Concernant les compensations d’impact du projet sur les milieux, le flou est total. La MRAE a pourtant détaillé une cartographie et un inventaire complet du site. Des inventaires naturalistes réalisés entre mars 2021 et mai 2022 ont révélé, pour la flore, la présence de 178 espèces dont deux sont protégées au niveau régional, l’Orchis de Fuchs et l’Ophrys abeille, ainsi que deux autres menacées, la Gesse aphylle et l’Orchis pyramidal. Pour la faune, ils ont permis d’identifier la présence de deux espèces d’amphibiens protégées (Grenouille rousse et Crapaud commun), de 35 espèces d’oiseaux, dont 27 protégées, de 27 espèces d’insectes, de 19 papillons dont deux espèces menacées, (Argus frêle et la Bande noire), de 8 espèces de libellules , de 6 espèces de mammifères et de 5 espèces de chauves-souris, toutes protégées (Pipistrelle commune, Murin d’Alcathoe, Pipistrelle de Nathusius, Murin à oreilles échancrées et Sérotine commune). Concernant la cartographie de l’aire d’étude, une partie a été omise. Une correction doit y être apportée. De même, les fonctionnalités écologiques du site et la question des ressources en eau sont centrales. Les quelques mesures présentées pour répondre à la menace sur le milieu ne suffisent pas à réduire l’impact et parmi elles, le boisement de milieux ouverts calcicoles vient détruire un milieu à enjeu écologique supérieur à celui dont il est censé compenser la destruction. Plutôt que des mesures de réductions, ce sont des mesures de compensation qui sont présentées. La copie est donc à revoir et les dispositifs à renforcer alors que les nuisances engendrées sur le site sont nombreuses. 

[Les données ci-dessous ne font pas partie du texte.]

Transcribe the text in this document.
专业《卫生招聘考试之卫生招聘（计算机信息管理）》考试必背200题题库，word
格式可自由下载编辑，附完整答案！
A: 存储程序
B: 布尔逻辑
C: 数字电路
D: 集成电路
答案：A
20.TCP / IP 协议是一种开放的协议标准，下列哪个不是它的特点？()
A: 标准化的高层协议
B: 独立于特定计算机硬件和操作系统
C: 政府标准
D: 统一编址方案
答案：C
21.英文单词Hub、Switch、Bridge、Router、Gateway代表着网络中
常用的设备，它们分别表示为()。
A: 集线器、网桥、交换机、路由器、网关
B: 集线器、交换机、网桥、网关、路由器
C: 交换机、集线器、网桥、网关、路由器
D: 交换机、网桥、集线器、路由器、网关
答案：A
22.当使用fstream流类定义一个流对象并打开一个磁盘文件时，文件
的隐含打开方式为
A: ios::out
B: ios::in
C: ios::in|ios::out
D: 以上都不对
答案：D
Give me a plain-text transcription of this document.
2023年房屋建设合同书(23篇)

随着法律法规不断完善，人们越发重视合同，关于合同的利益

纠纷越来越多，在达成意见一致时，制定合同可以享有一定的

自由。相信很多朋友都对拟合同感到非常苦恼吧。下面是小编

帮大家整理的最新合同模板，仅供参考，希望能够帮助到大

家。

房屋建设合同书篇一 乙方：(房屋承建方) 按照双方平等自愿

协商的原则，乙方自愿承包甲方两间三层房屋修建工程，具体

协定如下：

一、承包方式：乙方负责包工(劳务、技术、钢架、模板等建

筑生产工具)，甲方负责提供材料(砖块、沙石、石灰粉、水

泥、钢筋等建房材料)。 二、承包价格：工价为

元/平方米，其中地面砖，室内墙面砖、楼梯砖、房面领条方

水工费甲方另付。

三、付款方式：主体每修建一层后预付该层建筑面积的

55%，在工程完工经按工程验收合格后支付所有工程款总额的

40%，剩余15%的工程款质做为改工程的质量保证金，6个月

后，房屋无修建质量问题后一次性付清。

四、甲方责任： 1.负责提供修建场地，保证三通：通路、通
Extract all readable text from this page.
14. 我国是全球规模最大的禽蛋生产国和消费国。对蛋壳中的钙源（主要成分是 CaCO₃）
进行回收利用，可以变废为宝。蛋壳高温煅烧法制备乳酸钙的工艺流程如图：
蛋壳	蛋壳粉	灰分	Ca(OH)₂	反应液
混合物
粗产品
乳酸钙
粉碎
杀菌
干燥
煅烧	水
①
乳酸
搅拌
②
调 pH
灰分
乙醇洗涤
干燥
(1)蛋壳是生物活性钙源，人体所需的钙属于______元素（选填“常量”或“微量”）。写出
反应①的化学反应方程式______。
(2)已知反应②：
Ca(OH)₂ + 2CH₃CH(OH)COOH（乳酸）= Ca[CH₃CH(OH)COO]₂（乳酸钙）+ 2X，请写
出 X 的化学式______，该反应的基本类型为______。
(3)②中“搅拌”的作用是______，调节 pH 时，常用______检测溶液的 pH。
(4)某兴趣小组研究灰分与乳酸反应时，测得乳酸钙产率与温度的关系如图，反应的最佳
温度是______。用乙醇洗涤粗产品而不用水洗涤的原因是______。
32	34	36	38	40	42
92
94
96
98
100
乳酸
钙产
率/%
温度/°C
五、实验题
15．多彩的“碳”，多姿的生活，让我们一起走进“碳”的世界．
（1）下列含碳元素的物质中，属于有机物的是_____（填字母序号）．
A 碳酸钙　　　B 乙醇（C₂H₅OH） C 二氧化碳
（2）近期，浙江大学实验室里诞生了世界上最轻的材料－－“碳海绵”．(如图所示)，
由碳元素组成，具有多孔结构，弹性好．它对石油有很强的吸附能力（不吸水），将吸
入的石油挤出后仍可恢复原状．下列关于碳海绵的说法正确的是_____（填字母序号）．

Ainsi, comme l’Autorité environnementale, nous demandons de compléter l’étude d’impact par une analyse de la remise en état du site à l’issue de son fonctionnement et par des informations sur le devenir des fours appelés à être remplacés par le nouveau four du projet.

Enfin,  lors des différentes réunions publiques de concertation et visites, il est à regretter le très faible nombre de participants. Seulement 65 personnes pour la réunion publique et un nombre de places très réduites pour les ateliers (20 personnes) et pour les visites du site (24 personnes) qui étaient exclusivement proposées les matins en semaine. Cela doit interroger les porteurs de projet comme le garant de la concertation et pousser à des aménagements pour favoriser la participation en proposant des formats d’atelier permettant d’accueillir plus de monde et programmant des rencontres sur des créneaux qui permettent la plus large participation. 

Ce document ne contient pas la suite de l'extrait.